Reality Check: CA Malpractice Laws Prove Fertile Ground for Political Fight

Sam Brock in this edition of Reality Check takes a look at what a proposed ballot measure would actually do.

California, a state by no means lacking for political theater or material, may be primed for its next cause celebre.

Buoyed by support from the consumer advocacy group, Consumer Watchdog, Danville father Bob Packs has formally submitted a measure to the state that would raise the medical malpractice awards cap for non-economic injuries, a move sure to inflame tensions on a longstanding debate.

The initiative would require several policy changes targeted at strengthening “victims’ rights and patient safety,” according to Pack, including certain forms of drug testing for doctors and mandatory background checks on patients.

But the most controversial element of the measure is likely the cap change, which would raise the ceiling for emotional losses and suffering from $250,000 to roughly $1.1 million.

“In today’s value, you cannot file a lawsuit for the loss of a loved one for $250,000,” Pack said, “so essentially you’re locked out of justice.”

The medical community, led by the California Medical Association, is strongly opposed to the initiative and contests the very notion that raising the cap will improve the patient experience.

“As a doctor I care about all of my patients, and no less if they’ve been harmed,” said Dr. Stephen Pratt, president-elect of the Alameda-Contra Costa Medical Association and a primary care physician based in San Ramon. “But looking at the broader picture, looking at the health care system as a whole, the best way to provide the best care for the most people is to devote the resources that we have to providing care, rather than diverting it into the legal arena.”

It’s an argument that has found legs in many corners of the patient care world, that raising medical liability award caps for non-economic injuries will trigger a cascade of negative effects, highlighted by more frivolous lawsuits and rising insurance premiums.

California law does not cap awards for economic injuries, such as those tied to wage loss or medical costs.

The current malpractice reform law, according to Dr. Thomas Halligan, chief medical officer for La Clinica De La Raza and its 34 clinics, fairly compensates the victims of medical malpractice without wreaking havoc on the health care system.

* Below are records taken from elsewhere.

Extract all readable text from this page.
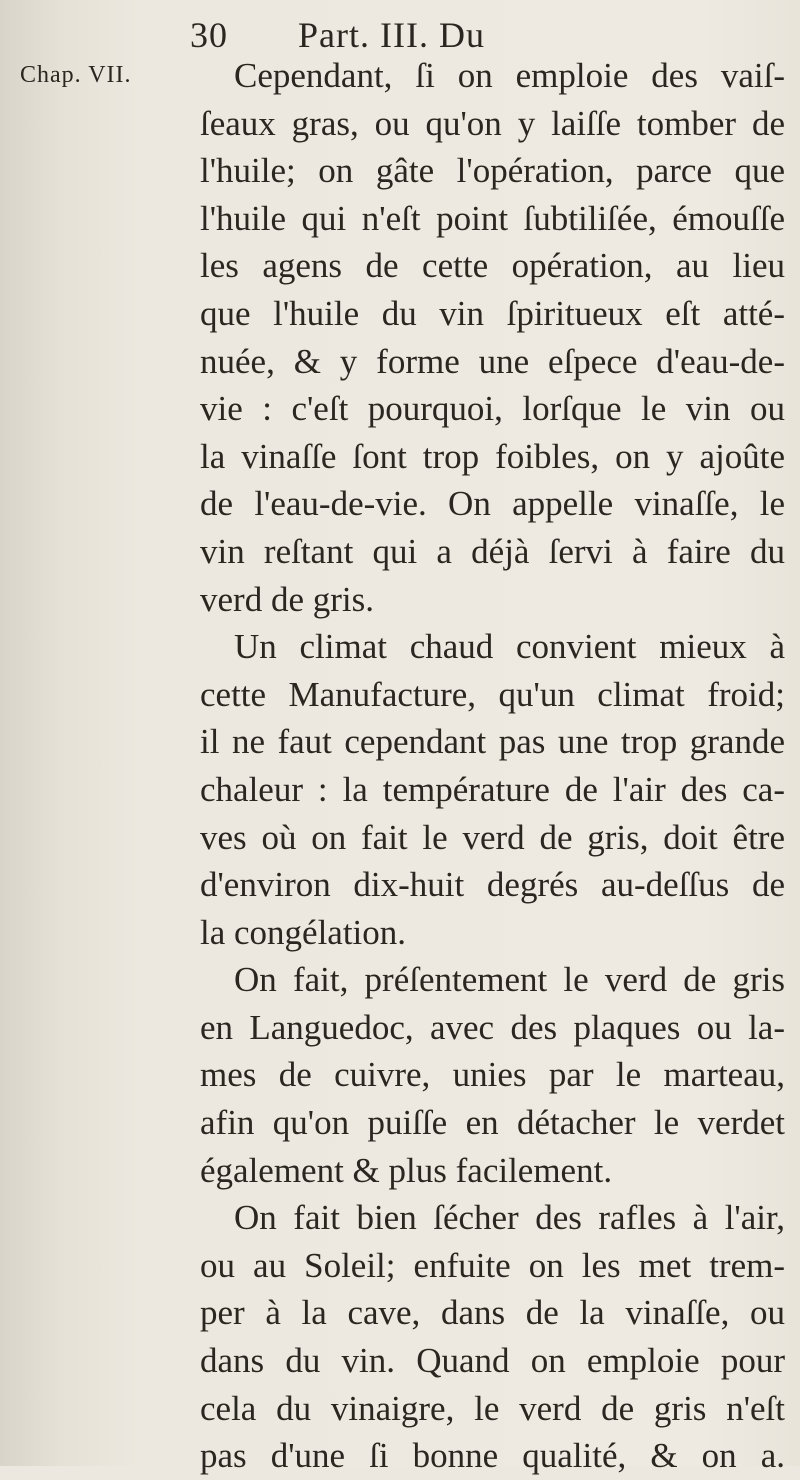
30 Part. III. Du
Chap. VII.	Cependant, ſi on emploie des vaiſ-
ſeaux gras, ou qu'on y laiſſe tomber de
l'huile; on gâte l'opération, parce que
l'huile qui n'eſt point ſubtiliſée, émouſſe
les agens de cette opération, au lieu
que l'huile du vin ſpiritueux eſt atté-
nuée, & y forme une eſpece d'eau-de-
vie : c'eſt pourquoi, lorſque le vin ou
la vinaſſe ſont trop foibles, on y ajoûte
de l'eau-de-vie. On appelle vinaſſe, le
vin reſtant qui a déjà ſervi à faire du
verd de gris.
Un climat chaud convient mieux à
cette Manufacture, qu'un climat froid;
il ne faut cependant pas une trop grande
chaleur : la température de l'air des ca-
ves où on fait le verd de gris, doit être
d'environ dix-huit degrés au-deſſus de
la congélation.
On fait, préſentement le verd de gris
en Languedoc, avec des plaques ou la-
mes de cuivre, unies par le marteau,
afin qu'on puiſſe en détacher le verdet
également & plus facilement.
On fait bien ſécher des rafles à l'air,
ou au Soleil; enfuite on les met trem-
per à la cave, dans de la vinaſſe, ou
dans du vin. Quand on emploie pour
cela du vinaigre, le verd de gris n'eſt
pas d'une ſi bonne qualité, & on a.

“As I understand it, [the measure’s] motivated by trial lawyers to have a more lucrative approach to medical liability,” Halligan said. “Right now, we have a system that has unlimited compensation for economic damages, medical bills, lost wages, even punitive damages…but when there’s more lucrative incentive, that would have an effect on more baseless claims.”

To boil the back-and-forth down to its essence, advocates of raising the cap argue that without more financial incentive, attorneys will continue to turn down viable medical malpractice patients and those victims will be under served.

Critics, conversely, argue that those same attorneys are merely out to make a buck, and if the cap is raised ‘frivolous’ lawsuits will rise and the costs will reverberate throughout the health care system.

So which of these claims is true?

Let’s begin with the issue of access.

NBC Bay Area sat down with Boone Callaway, a malpractice and personal injury attorney of more than 20 years who practices in San Francisco at his firm, Callaway and Wolf.

We asked Callaway about his position on accepting medical malpractice clients seeking non-economic injury awards.

“I get calls from people who’ve spoken to many, many lawyers, and I turn down about 49 out of 50 people who call me,” Callaway said.

He explained that the high rejection level (98 percent probably qualifies as high) has relatively little to do with the merit of the claims, and much more to do with the economics of the business.

“Many cases that go through trial incur costs of over $100,000,” Callaway said. “That’s money that comes out of my pocket, that I will never get back unless we win.”

Generally speaking, unless a medical malpractice plaintiff agrees to front the hefty cost of the attorney’s case, the costs are absorbed as part of a successful award. If the jury does not award the plaintiff any money, or awards compensation that does not cover the cost of the trial, the attorney is then left to foot the bill.

“Many malpractice lawyers will not even take cases that are limited to the $250,000 cap,” Callaway said. “That is, they’ll only take cases that have a lot of economic damages. For me, I will take those cases where there’s only the $250,000 recovery, but it has to be a "very strong case.”